The story is told from the points of view of segregationists and those, including black leaders, who defied them. One of the former, Gov. Charles Brantley Aycock (class of 1880) — who may have escaped Saunders’ fate when the trustees imposed a moratorium on further name changes — gets his due as a champion of schooling but an avowed campaigner for the disenfranchisement of blacks. (Aycock’s name is on a UNC dorm; other universities have removed his name from their buildings.)

The exhibit traces the beginnings of the Jim Crow era of institutionalized racial segregation, then jumps ahead to the state’s official mea culpa for slavery in 2007 and the efforts of the modern-day students to shine lights on the events.

The last panel is laid over a photo of men removing the name Saunders Hall.
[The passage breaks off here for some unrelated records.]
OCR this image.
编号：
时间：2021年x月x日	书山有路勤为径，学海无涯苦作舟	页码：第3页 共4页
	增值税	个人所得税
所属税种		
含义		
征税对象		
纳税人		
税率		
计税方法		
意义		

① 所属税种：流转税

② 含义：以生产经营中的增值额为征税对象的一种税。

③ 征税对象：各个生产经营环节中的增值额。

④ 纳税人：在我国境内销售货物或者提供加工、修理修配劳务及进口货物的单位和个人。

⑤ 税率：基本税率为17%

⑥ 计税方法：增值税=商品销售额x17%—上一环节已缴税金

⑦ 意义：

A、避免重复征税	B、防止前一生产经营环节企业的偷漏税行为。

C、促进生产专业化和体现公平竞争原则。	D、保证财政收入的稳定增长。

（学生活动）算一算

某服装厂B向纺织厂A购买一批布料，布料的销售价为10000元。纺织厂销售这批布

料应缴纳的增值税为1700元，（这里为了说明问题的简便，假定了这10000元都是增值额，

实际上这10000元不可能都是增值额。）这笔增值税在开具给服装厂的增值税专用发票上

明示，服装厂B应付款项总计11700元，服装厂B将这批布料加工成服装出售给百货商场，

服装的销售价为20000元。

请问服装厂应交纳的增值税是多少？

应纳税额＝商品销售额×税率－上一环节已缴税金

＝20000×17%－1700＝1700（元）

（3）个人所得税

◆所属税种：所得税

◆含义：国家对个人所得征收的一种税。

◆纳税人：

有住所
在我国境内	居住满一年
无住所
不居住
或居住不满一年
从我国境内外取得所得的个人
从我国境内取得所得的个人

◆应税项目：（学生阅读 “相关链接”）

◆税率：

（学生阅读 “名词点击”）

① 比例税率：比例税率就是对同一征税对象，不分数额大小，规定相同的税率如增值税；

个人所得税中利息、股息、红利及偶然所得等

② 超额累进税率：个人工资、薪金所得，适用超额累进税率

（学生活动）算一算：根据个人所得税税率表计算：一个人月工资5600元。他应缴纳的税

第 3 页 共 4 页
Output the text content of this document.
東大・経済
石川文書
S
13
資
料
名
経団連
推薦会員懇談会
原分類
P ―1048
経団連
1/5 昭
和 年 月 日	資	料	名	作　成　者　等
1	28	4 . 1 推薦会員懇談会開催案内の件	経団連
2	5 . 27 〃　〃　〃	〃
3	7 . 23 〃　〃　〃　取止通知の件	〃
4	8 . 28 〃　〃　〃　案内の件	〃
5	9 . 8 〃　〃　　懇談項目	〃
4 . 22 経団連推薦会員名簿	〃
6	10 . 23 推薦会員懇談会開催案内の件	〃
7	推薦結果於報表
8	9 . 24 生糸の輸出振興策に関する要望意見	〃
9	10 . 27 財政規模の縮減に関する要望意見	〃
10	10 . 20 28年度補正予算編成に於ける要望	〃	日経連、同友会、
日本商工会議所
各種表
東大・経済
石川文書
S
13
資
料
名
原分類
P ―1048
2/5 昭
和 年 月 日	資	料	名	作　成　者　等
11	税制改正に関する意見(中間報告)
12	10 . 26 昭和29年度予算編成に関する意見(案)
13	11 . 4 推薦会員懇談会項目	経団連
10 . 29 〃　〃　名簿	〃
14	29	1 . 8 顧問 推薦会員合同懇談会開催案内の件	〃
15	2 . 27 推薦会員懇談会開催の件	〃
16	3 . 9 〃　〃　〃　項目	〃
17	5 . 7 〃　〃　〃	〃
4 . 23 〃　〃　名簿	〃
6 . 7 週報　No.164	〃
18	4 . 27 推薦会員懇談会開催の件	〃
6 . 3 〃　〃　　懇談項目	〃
It includes a nod to the students’ unsuccessful effort to have the building renamed for author and civil rights activist Zora Neale Hurston, who secretly attended a class at Carolina in 1940, long before blacks were allowed admission.

The task force that created the exhibit will turn its attention to concepts for public displays in McCorkle Place, where the Confederate statue Silent Sam stands guard nearby the Unsung Founders memorial; both are controversial — Silent Sam for existing, and the Unsung Founders memorial for seemingly minimizing the people and their effort it was designed to recognize. The University also is working on an inventory of buildings and monuments on the campus that have racial significance and on an online student orientation program on racial history.

 

The entire exhibit, which measures about 20 feet long and about five feet tall in the Carolina Hall lobby, can be viewed online at bit.ly/carolina-hall-exhibit.